Nach einem Disput mit einem Bundesheer-Helfer wurde ein 41-Jähriger am Flughafen Schwechat kurz ungehalten.

Erstellt am 28. November 2021 | 05:12
Lesezeit: 1 Min
440_0008_8239548_gre47gb_flug_maskeneklat_c_shutterstock.jpg
Für Richterin Lydia Rada war der Maskenvorfall eher eine Beleidigung als ein tätlicher Angriff. Foto: Shutter-stock-Sitthinon
Foto: Shutterstock-Sitthinon

Wegen eines tätlichen Angriffs auf einen Beamten musste sich ein 41-jähriger Unternehmer aus Wien am Landesgericht Korneuburg verantworten. Die Corona-Situation spielte eine wesentliche Rolle. Er hatte aus Ärger einem Helfer des Bundesheers die Maske vom Gesicht gezogen.

„Ich war ziemlich durch.

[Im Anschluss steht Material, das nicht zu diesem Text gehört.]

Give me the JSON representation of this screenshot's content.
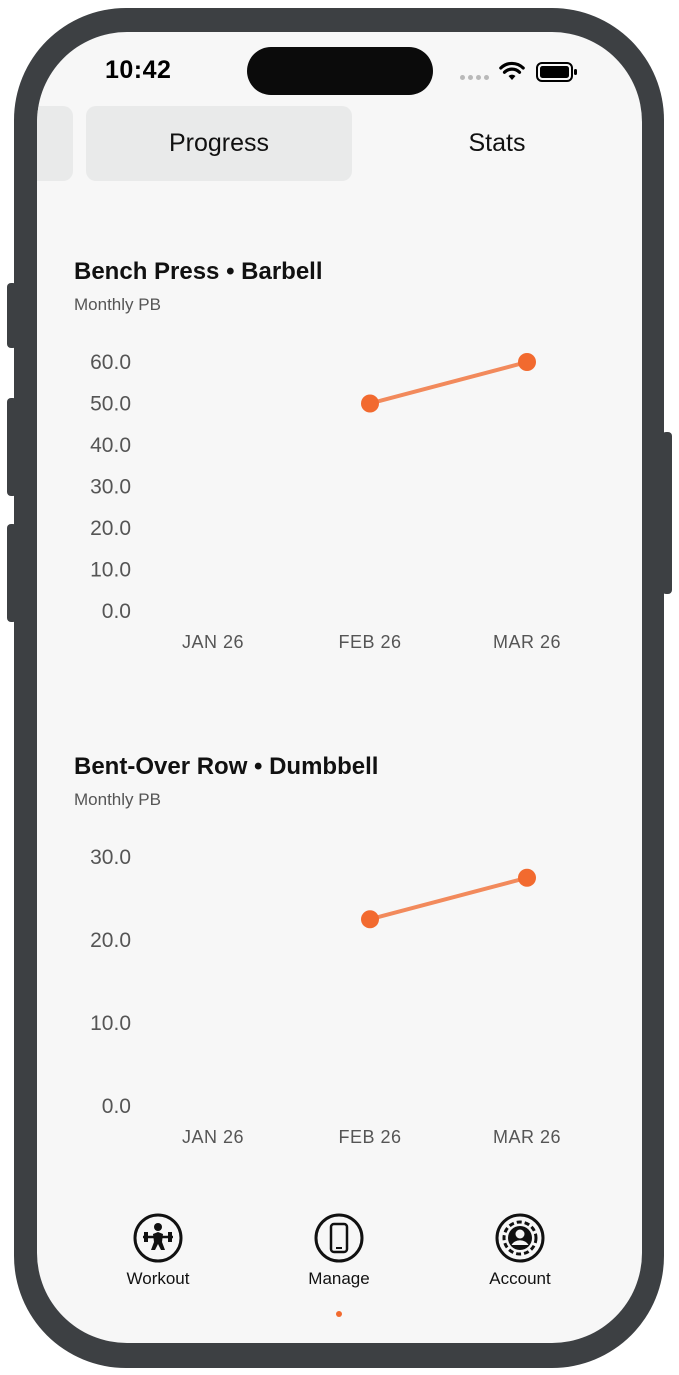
{
  "status_bar": {
    "time": "10:42"
  },
  "segments": [
    "",
    "Progress",
    "Stats"
  ],
  "charts": [
    {
      "title": "Bench Press • Barbell",
      "subtitle": "Monthly PB",
      "y_ticks": [
        "60.0",
        "50.0",
        "40.0",
        "30.0",
        "20.0",
        "10.0",
        "0.0"
      ],
      "x_ticks": [
        "JAN 26",
        "FEB 26",
        "MAR 26"
      ]
    },
    {
      "title": "Bent-Over Row • Dumbbell",
      "subtitle": "Monthly PB",
      "y_ticks": [
        "30.0",
        "20.0",
        "10.0",
        "0.0"
      ],
      "x_ticks": [
        "JAN 26",
        "FEB 26",
        "MAR 26"
      ]
    }
  ],
  "chart_data": [
    {
      "type": "line",
      "title": "Bench Press • Barbell",
      "categories": [
        "JAN 26",
        "FEB 26",
        "MAR 26"
      ],
      "values": [
        null,
        50,
        60
      ],
      "ylim": [
        0,
        60
      ],
      "grid": false,
      "color": "#f26a2f"
    },
    {
      "type": "line",
      "title": "Bent-Over Row • Dumbbell",
      "categories": [
        "JAN 26",
        "FEB 26",
        "MAR 26"
      ],
      "values": [
        null,
        22.5,
        27.5
      ],
      "ylim": [
        0,
        30
      ],
      "grid": false,
      "color": "#f26a2f"
    }
  ],
  "tabbar": {
    "items": [
      {
        "label": "Workout",
        "icon": "barbell-lifter-icon"
      },
      {
        "label": "Manage",
        "icon": "phone-icon"
      },
      {
        "label": "Account",
        "icon": "person-circle-icon"
      }
    ],
    "active_index": 1
  },
  "colors": {
    "accent": "#f26a2f",
    "frame": "#3d4043",
    "background": "#f7f7f7"
  }
}
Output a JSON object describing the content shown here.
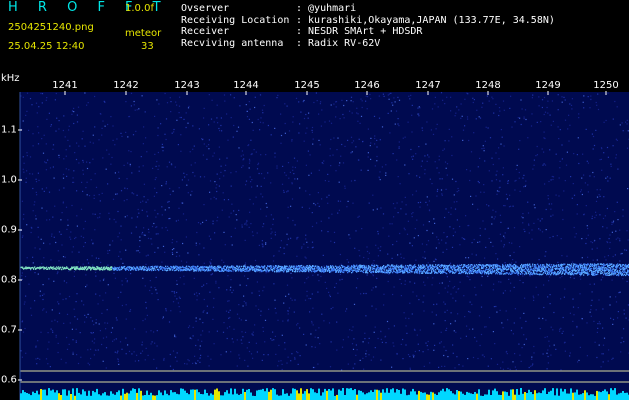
{
  "header": {
    "app_title": "H R O F F T",
    "version": "1.0.0f",
    "filename": "2504251240.png",
    "datetime": "25.04.25 12:40",
    "mode": "meteor",
    "count": "33",
    "info": [
      {
        "label": "Ovserver",
        "value": ": @yuhmari"
      },
      {
        "label": "Receiving Location",
        "value": ": kurashiki,Okayama,JAPAN (133.77E, 34.58N)"
      },
      {
        "label": "Receiver",
        "value": ": NESDR SMArt + HDSDR"
      },
      {
        "label": "Recviving antenna",
        "value": ": Radix RV-62V"
      }
    ]
  },
  "axis": {
    "unit": "kHz",
    "top_ticks": [
      "1241",
      "1242",
      "1243",
      "1244",
      "1245",
      "1246",
      "1247",
      "1248",
      "1249",
      "1250"
    ],
    "left_ticks": [
      "1.1",
      "1.0",
      "0.9",
      "0.8",
      "0.7",
      "0.6"
    ]
  },
  "colors": {
    "background": "#000000",
    "plot_bg": "#000a50",
    "title": "#00e6e6",
    "meta_yellow": "#e6e600",
    "trace": "#4aa0ff",
    "trace_bright": "#7fe0c0",
    "guide_line": "#e6e6a0",
    "bottom_bar": "#00d8ff"
  }
}
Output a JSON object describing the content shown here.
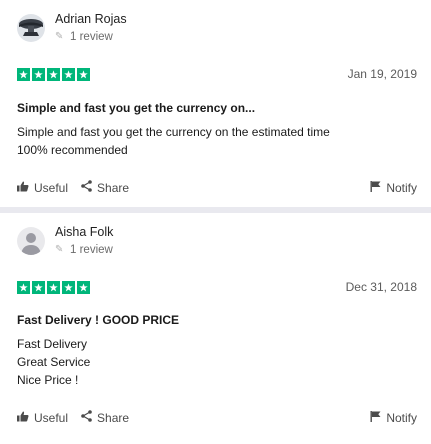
{
  "reviews": [
    {
      "name": "Adrian Rojas",
      "review_count": "1 review",
      "date": "Jan 19, 2019",
      "title": "Simple and fast you get the currency on...",
      "body": [
        "Simple and fast you get the currency on the estimated time",
        "100% recommended"
      ],
      "stars": 5,
      "avatar": "photo"
    },
    {
      "name": "Aisha Folk",
      "review_count": "1 review",
      "date": "Dec 31, 2018",
      "title": "Fast Delivery ! GOOD PRICE",
      "body": [
        "Fast Delivery",
        "Great Service",
        "Nice Price !"
      ],
      "stars": 5,
      "avatar": "default-user"
    }
  ],
  "actions": {
    "useful": "Useful",
    "share": "Share",
    "notify": "Notify"
  },
  "colors": {
    "star_green": "#00b67a",
    "separator": "#e9e9ef"
  }
}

Normal bin ich gelassener“, erzählte der Angeklagte von einer anstrengenden 19-stündigen Heimreise aus Südostasien. Wegen einer Operation war der Mann zu diesem Zeitpunkt noch nicht geimpft, weshalb er am Flughafen von seiner Familie separat kontrolliert wurde.

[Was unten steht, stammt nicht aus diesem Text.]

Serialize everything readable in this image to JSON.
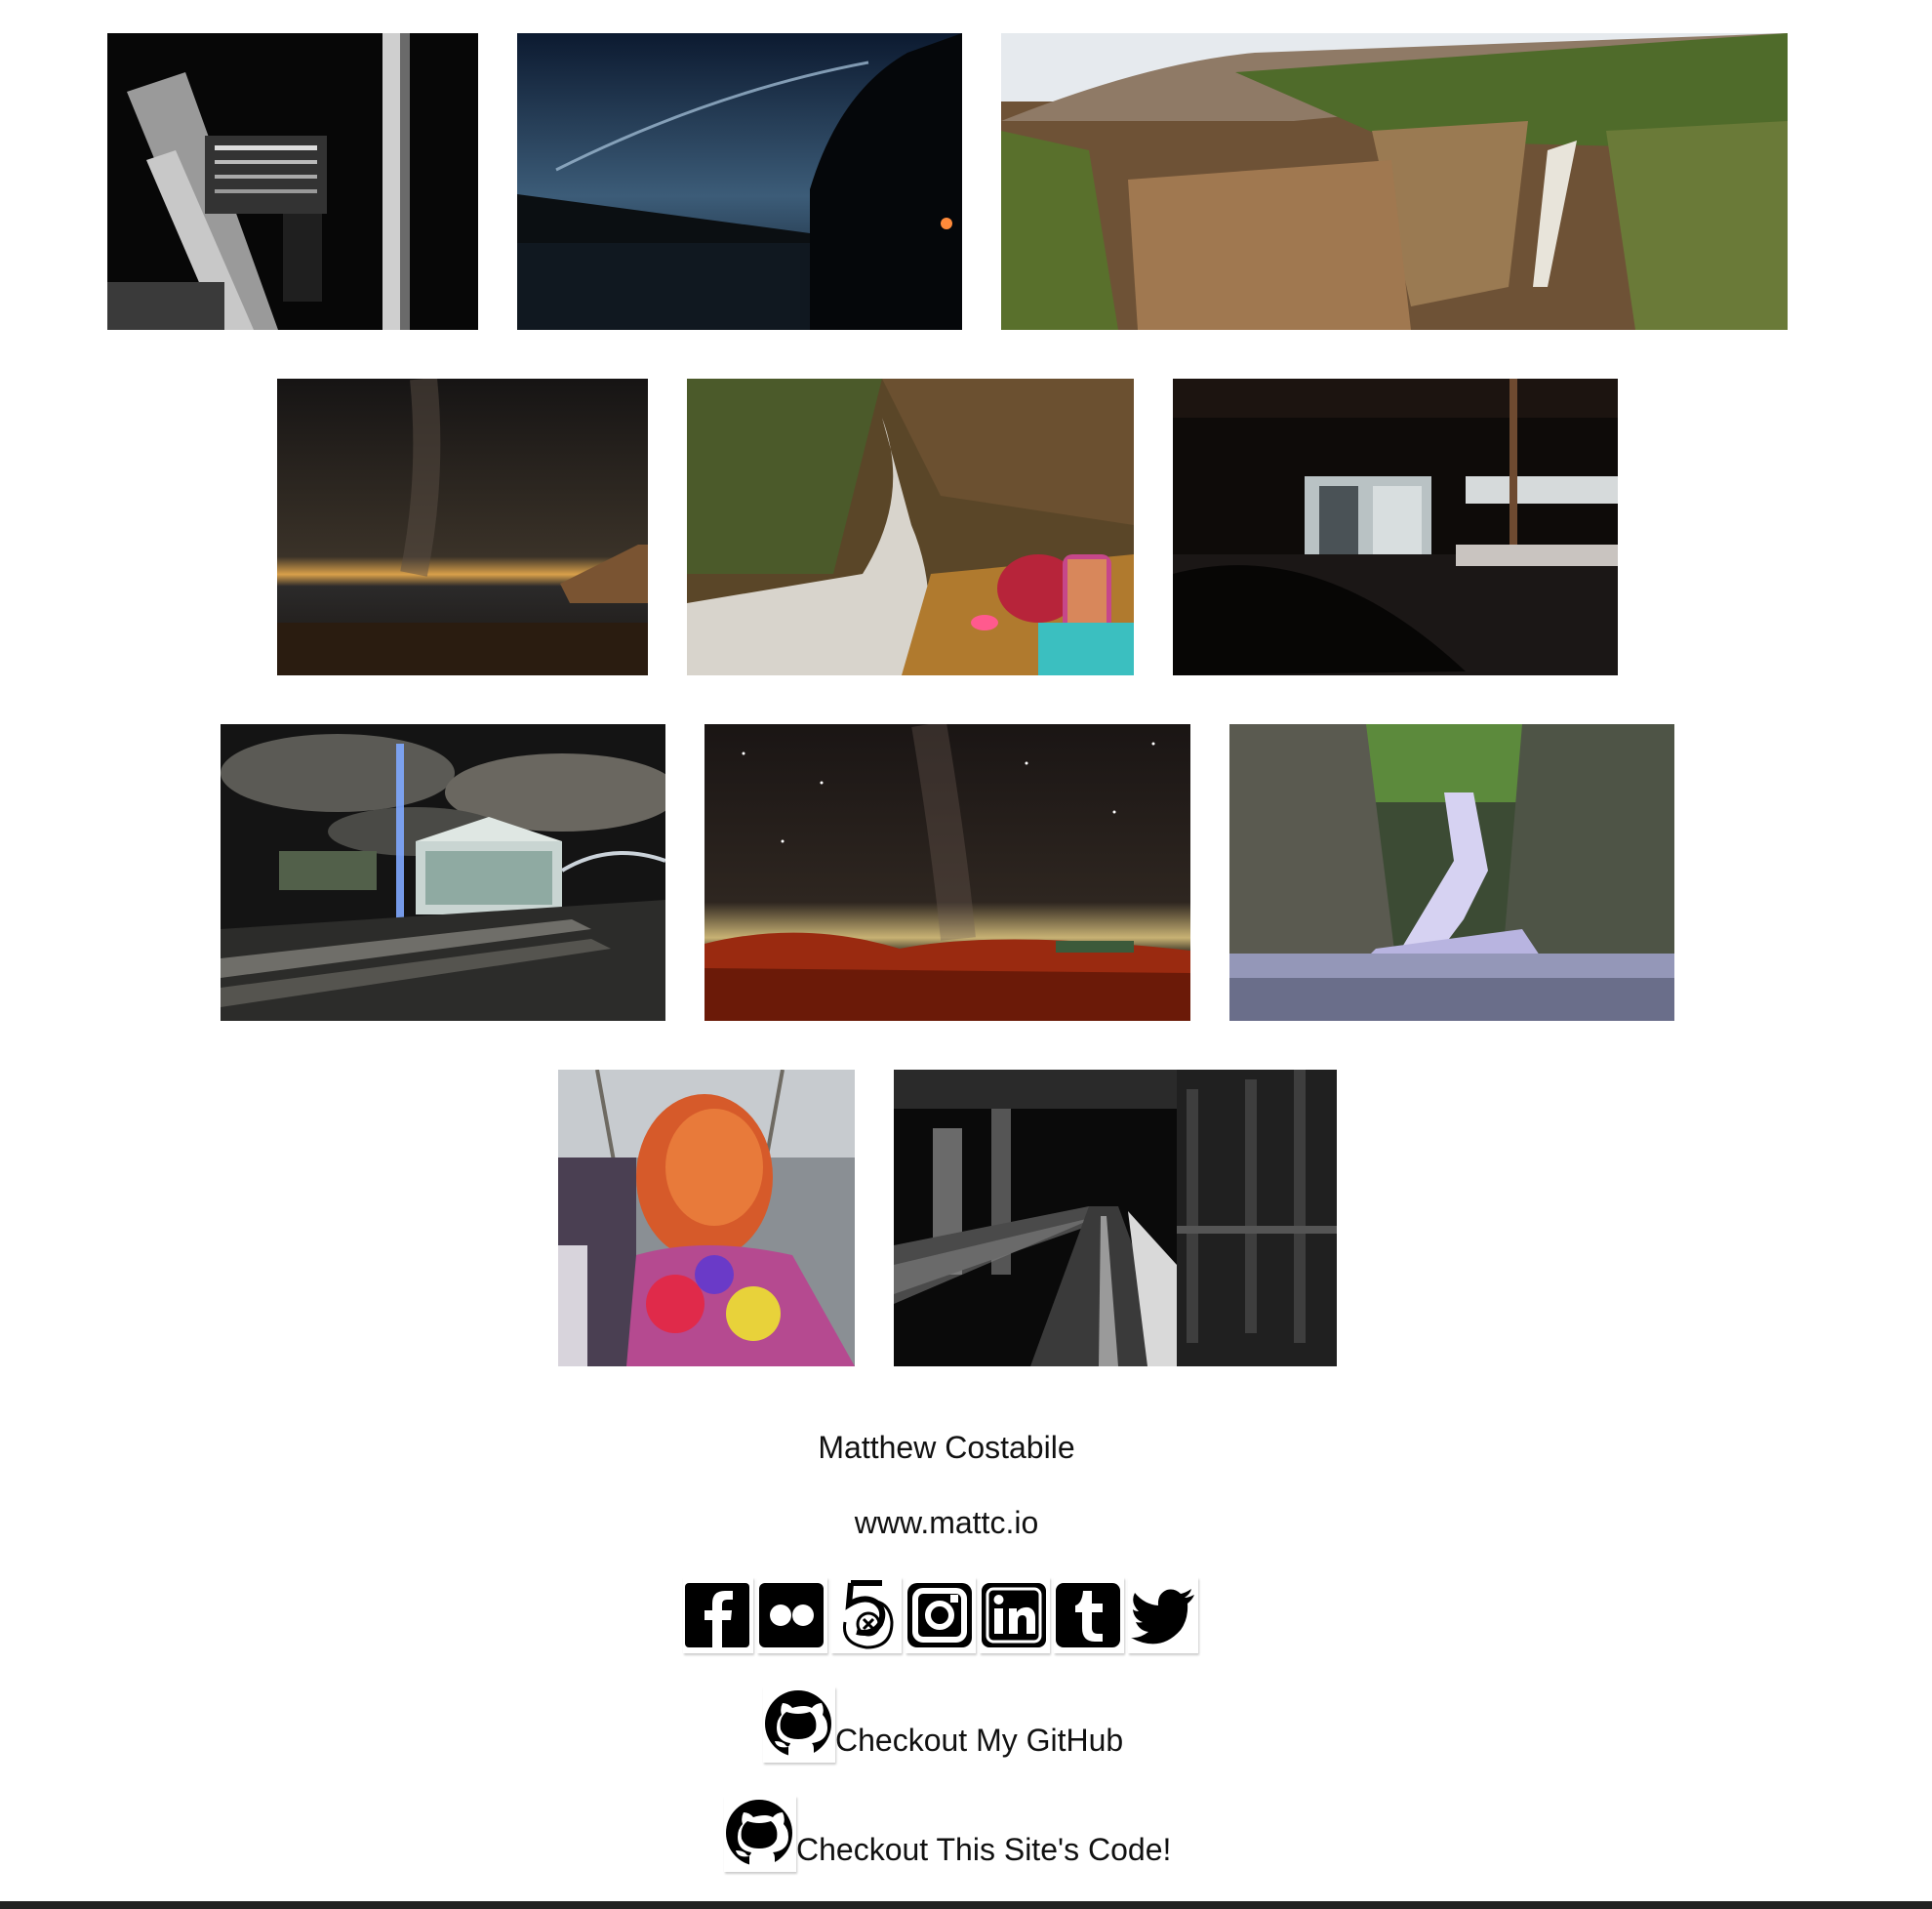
{
  "gallery": {
    "photos": [
      {
        "name": "gallery-photo-building-reflection",
        "subject": "black and white reflection of a building in a puddle"
      },
      {
        "name": "gallery-photo-lake-night-sky",
        "subject": "night sky over a lake with a streak of light"
      },
      {
        "name": "gallery-photo-waterfall-gorge",
        "subject": "panorama of a gorge with a waterfall in autumn"
      },
      {
        "name": "gallery-photo-milky-way-pier",
        "subject": "milky way over water with a wooden pier"
      },
      {
        "name": "gallery-photo-person-by-stream",
        "subject": "person in colorful clothes sitting by a rushing stream"
      },
      {
        "name": "gallery-photo-warehouse-night",
        "subject": "dark warehouse with a lit doorway"
      },
      {
        "name": "gallery-photo-carousel-bridge",
        "subject": "glass carousel pavilion by a bridge under light beams"
      },
      {
        "name": "gallery-photo-milky-way-field",
        "subject": "milky way over a red lit field"
      },
      {
        "name": "gallery-photo-cascade-pool",
        "subject": "cascading waterfall into a pool in the forest"
      },
      {
        "name": "gallery-photo-color-festival",
        "subject": "person with red hair covered in festival color powder"
      },
      {
        "name": "gallery-photo-snowy-walkway",
        "subject": "black and white snowy walkway at night"
      }
    ]
  },
  "footer": {
    "name": "Matthew Costabile",
    "website": "www.mattc.io",
    "social_icons": [
      "facebook-icon",
      "flickr-icon",
      "500px-icon",
      "instagram-icon",
      "linkedin-icon",
      "tumblr-icon",
      "twitter-icon"
    ],
    "github_label": "Checkout My GitHub",
    "site_code_label": "Checkout This Site's Code!"
  }
}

Als er an einem Kontrollpunkt ein Kärtchen herzeigen sollte, das ihm allerdings zuvor nicht ausgehändigt worden war, kam es zum Eklar. Anfangs entwickelte sich ein Streitgespräch zwischen dem 41-jährigen und dem Helfer (23). „Meine Nerven waren schon relativ blank, ich glaube aber nicht, dass ich ihn provoziert habe“, so der Angeklagte. Dass er dem Helfer die Maske kurz vom Gesicht gezogen hat, habe er aber nie bestritten.

„Das gehört sich einfach nicht. Es gab Beleidigungen gegen meine Person und ich habe es als Angriff auf meine Gesundheit gesehen, weil der Angeklagte die Maske nicht ordnungsgemäß getragen hat“, sagte das Opfer aus. Doch für Richterin Lydia Rada handelt es sich um einen Grenzfall und einer „nicht ganz unmenschlichen“ Reaktion. Das Urteil daher: Freispruch. „Für mich ist es eher eine Beleidigung. Sie wollten ihn lächerlich machen.“ Der 41-jährige Unternehmer war naturgemäß erleichtert.